The required LTD amount would be phased in over three years, starting the year after the rule is adopted. Already-outstanding "legacy" debt counts against the required LTD amount so long as it meets the requirements for LTD: unsecured, no guaranties, no covenants, no defaults other than non-payment or bankruptcy, no equity conversion, and at least two years left to maturity (50% of one-to-two year debt would qualify as LTD). The proposed LTD rule would affect different holding companies very differently.

A large holding company with both legacy LTD and large bank deposits can simply use the deposits to buy subordinated LTD from its bank. And that's fine. The deposits would be priority claims in any bank receivership, diluting the recovery of uninsured depositors, whereas the bank's LTD would be subordinated to all other creditors.

Capital One is a fine example: As of Sept. 30, 2023, it reported long-term unsecured debt exceeding $31 billion, deposits at its bank exceeding $27 billion, and an LTD amount of $21 billion. With a little effort including the elimination of $3 billion in subordinated debt, Capital One can probably use its existing debt to comply with the proposed rule.

A holding company with small deposits at its bank and substantial non-bank assets would sell or borrow against those non-bank assets to fund subordinated loans to its bank. Charles Schwab Corp., for example, reports only $1 billion in cash, but it could borrow $16 billion—its required LTD amount—against its $33 billion (book value) investment in its broker/dealer.

A holding company with cash to fund subordinated loans to its bank, but insufficient legacy LTD, could meet the requirements of the rule by issuing zero coupon notes to the public or even dividending zero coupon notes to its shareholders. The LTD rule doesn't specify either discount or coupon for a holding company's LTD.

And then there are holding companies with very few assets. Northern Trust reports less than $600 million in cash and almost no non-bank assets. The proposed rule would require Northern Trust to raise more than $5 billion in high-interest LTD (Truist Financial Corp. just issued LTD at 7.7%) to lend to its bank in replacement of deposits paying average interest of 3.35%—reducing net income by about $200 million per year, or one-third of its dividend.

Northern Trust illustrates the incoherence of the source of strength doctrine and the correct approach to future regulation.

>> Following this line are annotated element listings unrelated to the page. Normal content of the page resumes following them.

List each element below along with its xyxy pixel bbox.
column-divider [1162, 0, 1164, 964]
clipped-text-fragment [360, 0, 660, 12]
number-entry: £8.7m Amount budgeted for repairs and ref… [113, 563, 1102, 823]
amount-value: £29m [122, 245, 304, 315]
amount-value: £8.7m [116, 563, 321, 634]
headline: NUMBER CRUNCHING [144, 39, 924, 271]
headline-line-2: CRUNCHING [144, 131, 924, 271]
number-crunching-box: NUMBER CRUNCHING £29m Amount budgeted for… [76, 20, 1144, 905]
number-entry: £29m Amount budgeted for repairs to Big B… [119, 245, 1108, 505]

A source of strength rule, properly written, should require each holding company to execute a capital adequacy and liquidity maintenance agreement with the Fed, the FDIC, and the regulator of the holding company's bank with the following terms:

  • The holding company would agree to buy bank equity in an amount specified by the Fed or bank regulator prior to a bank receivership or by the FDIC during receivership.
  • The amount specified by the Fed or bank regulator in any year wouldn't exceed the LTD amount in that year, less subordinated loans to the bank under the LTD rule—the net LTD amount.
  • The amount specified by the FDIC in receivership would not exceed the net LTD amount plus bank dividends during the four years prior to the receivership.
  • The holding company would agree to hold all of its deposits at its bank and would agree to subordinate its deposit claims to the prior payment of all other liabilities of the bank.
  • The agreement would satisfy the Bankruptcy Code's requirements for immediate enforcement in bankruptcy.
  • The holding company's compliance with the LTD rule would be suspended if it had executed and complied with the capital and liquidity maintenance agreement.

The above-proposed source of strength rule should apply to all holding companies—there's no reason to have Charles Schwab commit the equity of its broker/dealer to the support of its bank, but not Raymond James or Hilltop Holdings.

Such a source of strength rule would accomplish the professed goal of the LTD rule instead of futilely requiring shell companies to borrow at high interest rates against assets they don't have, and inadequately requiring small but still asset-rich holding companies to contribute assets they do have.